Grace pulled two bottles of water from her to
te, opened one and handed it to Avril, who frowned at her. “I could have done that myself,” she said, but took the water and sipped it.
“You’re welcome,” Grace responded. “I always opened Mom’s, it was reflex, I guess.”
A smile, her first of the day, lit Avril’s face, then was quickly gone. “Is it too much?” she asked. “I realize I’m trampling on a painful anniversary for you.”
Grace didn’t know how to explain that helping Avril with all of her last minute funeral arrangement emergencies had been a welcome distraction through the anniversary of her mother’s passing, so she changed the subject. “It was a lovely service and the Chief did a wonderful job.”

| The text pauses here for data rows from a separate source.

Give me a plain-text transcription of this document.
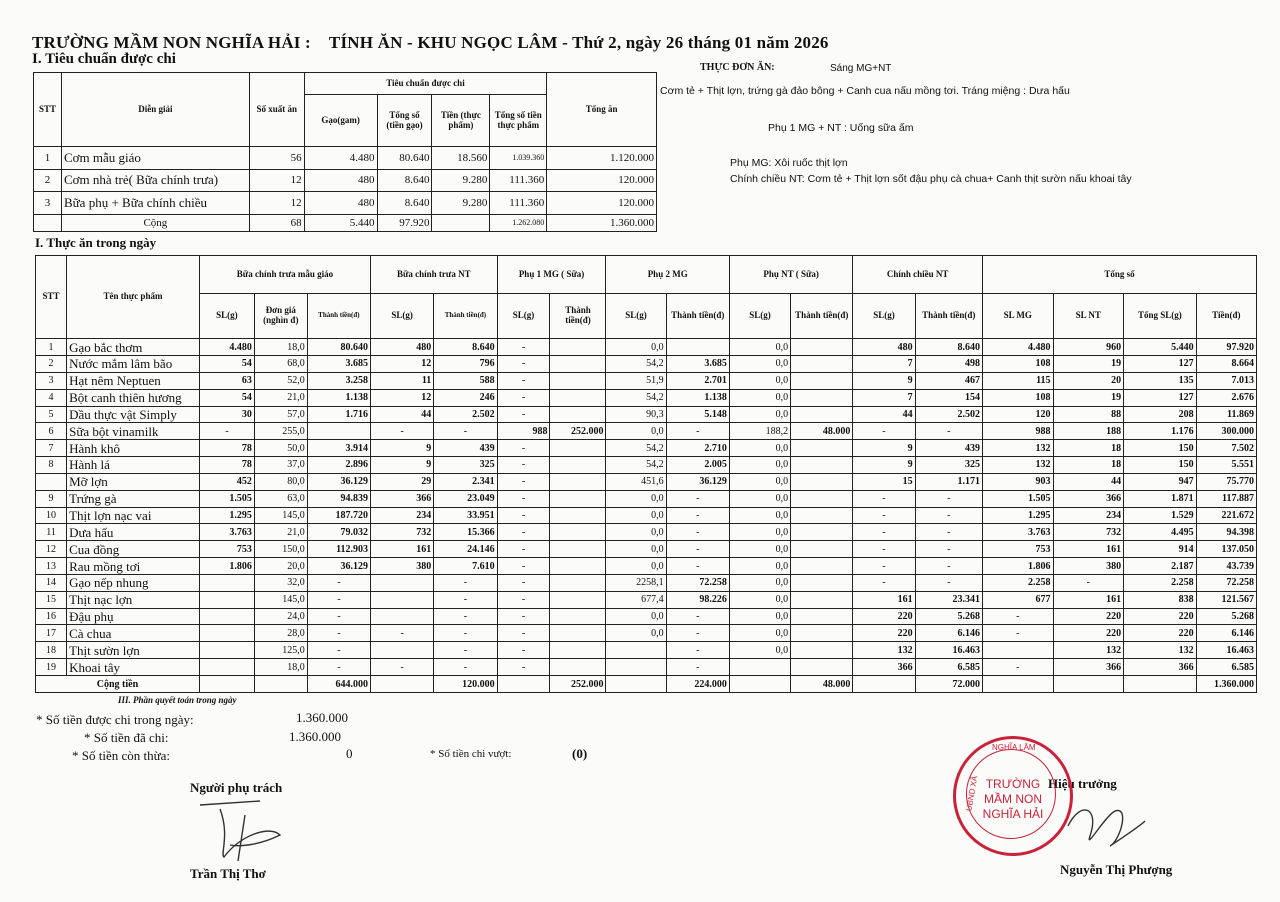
TRƯỜNG MẦM NON NGHĨA HẢI : TÍNH ĂN - KHU NGỌC LÂM - Thứ 2, ngày 26 tháng 01 năm 2026
I. Tiêu chuẩn được chi
THỰC ĐƠN ĂN:	Sáng MG+NT
Cơm tẻ + Thịt lợn, trứng gà đảo bông + Canh cua nấu mồng tơi. Tráng miệng : Dưa hấu
Phụ 1 MG + NT : Uống sữa ấm
Phụ MG: Xôi ruốc thịt lợn
Chính chiều NT: Cơm tẻ + Thịt lợn sốt đậu phụ cà chua+ Canh thịt sườn nấu khoai tây
STT	Diễn giải	Số xuất ăn	Tiêu chuẩn được chi				Tổng ăn
			Gạo(gam)	Tổng số (tiền gạo)	Tiền (thực phẩm)	Tổng số tiền thực phẩm	
1	Cơm mẫu giáo	56	4.480	80.640	18.560	1.039.360	1.120.000
2	Cơm nhà trẻ( Bữa chính trưa)	12	480	8.640	9.280	111.360	120.000
3	Bữa phụ + Bữa chính chiều	12	480	8.640	9.280	111.360	120.000
	Cộng	68	5.440	97.920		1.262.080	1.360.000
I. Thực ăn trong ngày
STT	Tên thực phẩm	Bữa chính trưa mẫu giáo			Bữa chính trưa NT		Phụ 1 MG ( Sữa)		Phụ 2 MG		Phụ NT ( Sữa)		Chính chiều NT		Tổng số			
		SL(g)	Đơn giá (nghìn đ)	Thành tiền(đ)	SL(g)	Thành tiền(đ)	SL(g)	Thành tiền(đ)	SL(g)	Thành tiền(đ)	SL(g)	Thành tiền(đ)	SL(g)	Thành tiền(đ)	SL MG	SL NT	Tổng SL(g)	Tiền(đ)
1	Gạo bắc thơm	4.480	18,0	80.640	480	8.640	-		0,0		0,0		480	8.640	4.480	960	5.440	97.920
2	Nước mắm lâm bão	54	68,0	3.685	12	796	-		54,2	3.685	0,0		7	498	108	19	127	8.664
3	Hạt nêm Neptuen	63	52,0	3.258	11	588	-		51,9	2.701	0,0		9	467	115	20	135	7.013
4	Bột canh thiên hương	54	21,0	1.138	12	246	-		54,2	1.138	0,0		7	154	108	19	127	2.676
5	Dầu thực vật Simply	30	57,0	1.716	44	2.502	-		90,3	5.148	0,0		44	2.502	120	88	208	11.869
6	Sữa bột vinamilk	-	255,0		-	-	988	252.000	0,0	-	188,2	48.000	-	-	988	188	1.176	300.000
7	Hành khô	78	50,0	3.914	9	439	-		54,2	2.710	0,0		9	439	132	18	150	7.502
8	Hành lá	78	37,0	2.896	9	325	-		54,2	2.005	0,0		9	325	132	18	150	5.551
	Mỡ lợn	452	80,0	36.129	29	2.341	-		451,6	36.129	0,0		15	1.171	903	44	947	75.770
9	Trứng gà	1.505	63,0	94.839	366	23.049	-		0,0	-	0,0		-	-	1.505	366	1.871	117.887
10	Thịt lợn nạc vai	1.295	145,0	187.720	234	33.951	-		0,0	-	0,0		-	-	1.295	234	1.529	221.672
11	Dưa hấu	3.763	21,0	79.032	732	15.366	-		0,0	-	0,0		-	-	3.763	732	4.495	94.398
12	Cua đồng	753	150,0	112.903	161	24.146	-		0,0	-	0,0		-	-	753	161	914	137.050
13	Rau mồng tơi	1.806	20,0	36.129	380	7.610	-		0,0	-	0,0		-	-	1.806	380	2.187	43.739
14	Gạo nếp nhung		32,0	-		-	-		2258,1	72.258	0,0		-	-	2.258	-	2.258	72.258
15	Thịt nạc lợn		145,0	-		-	-		677,4	98.226	0,0		161	23.341	677	161	838	121.567
16	Đậu phụ		24,0	-		-	-		0,0	-	0,0		220	5.268	-	220	220	5.268
17	Cà chua		28,0	-	-	-	-		0,0	-	0,0		220	6.146	-	220	220	6.146
18	Thịt sườn lợn		125,0	-		-	-			-	0,0		132	16.463		132	132	16.463
19	Khoai tây		18,0	-	-	-	-			-			366	6.585	-	366	366	6.585
Cộng tiền				644.000		120.000		252.000		224.000		48.000		72.000				1.360.000
III. Phần quyết toán trong ngày
* Số tiền được chi trong ngày:	1.360.000
* Số tiền đã chi:	1.360.000
* Số tiền còn thừa:	0	* Số tiền chi vượt:	(0)
Người phụ trách
Trần Thị Thơ
Hiệu trưởng
Nguyễn Thị Phượng
NGHĨA LÂM
UBND XÃ TRƯỜNG
MẦM NON
NGHĨA HẢI
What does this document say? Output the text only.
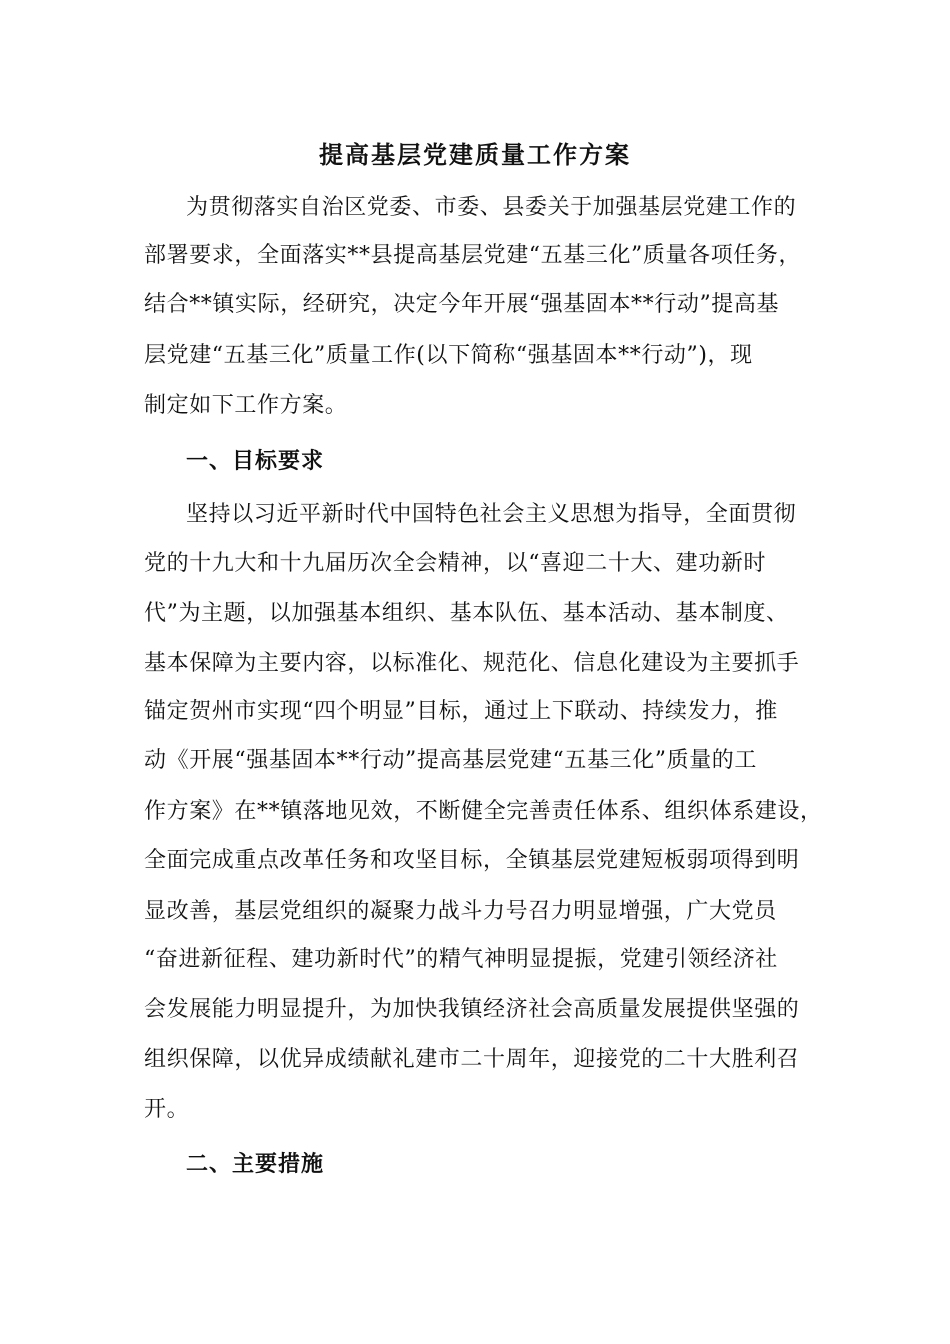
提高基层党建质量工作方案
为贯彻落实自治区党委、市委、县委关于加强基层党建工作的
部署要求，全面落实**县提高基层党建“五基三化”质量各项任务，
结合**镇实际，经研究，决定今年开展“强基固本**行动”提高基
层党建“五基三化”质量工作(以下简称“强基固本**行动”)，现
制定如下工作方案。
一、目标要求
坚持以习近平新时代中国特色社会主义思想为指导，全面贯彻
党的十九大和十九届历次全会精神，以“喜迎二十大、建功新时
代”为主题，以加强基本组织、基本队伍、基本活动、基本制度、
基本保障为主要内容，以标准化、规范化、信息化建设为主要抓手
锚定贺州市实现“四个明显”目标，通过上下联动、持续发力，推
动《开展“强基固本**行动”提高基层党建“五基三化”质量的工
作方案》在**镇落地见效，不断健全完善责任体系、组织体系建设，
全面完成重点改革任务和攻坚目标，全镇基层党建短板弱项得到明
显改善，基层党组织的凝聚力战斗力号召力明显增强，广大党员
“奋进新征程、建功新时代”的精气神明显提振，党建引领经济社
会发展能力明显提升，为加快我镇经济社会高质量发展提供坚强的
组织保障，以优异成绩献礼建市二十周年，迎接党的二十大胜利召
开。
二、主要措施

“Everyone thinks this is so sudden,” Avril said. “But as I told Lee, I’ve had bits and pieces in my mind for years. I never thought I’d see Audrey again, except like this.” She nodded toward the cemetery. “Of course, I thought she’d have a family somewhere, and I’d travel to her funeral, not plan it, but I always have contingencies for everything. I like a good backup plan, cuts down on worry, you know? This was my backup plan for Audrey. It went well enough, I think, except for Cyrus. I’m sorry, Grace, but it didn’t feel right to make her wait any longer.”
Avril had connections to the hospital in Easton. The story of Niki’s dramatic announcement in the lobby of the emergency room had reached her in short order. Avril said she understood the situation but still treated Grace as if she had proprietary rights in protecting Mosley. He’d been moved to a nursing home where he remained unconscious, but clinging to life.
“Who’s that?” Avril asked. The irritable tone was back in her voice.
Grace followed her gaze. A slender woman in a conservative business suit stood off to the side of the car, watching them. “I’ll see,” she said, lowering her window and learning out. “Can I help you?”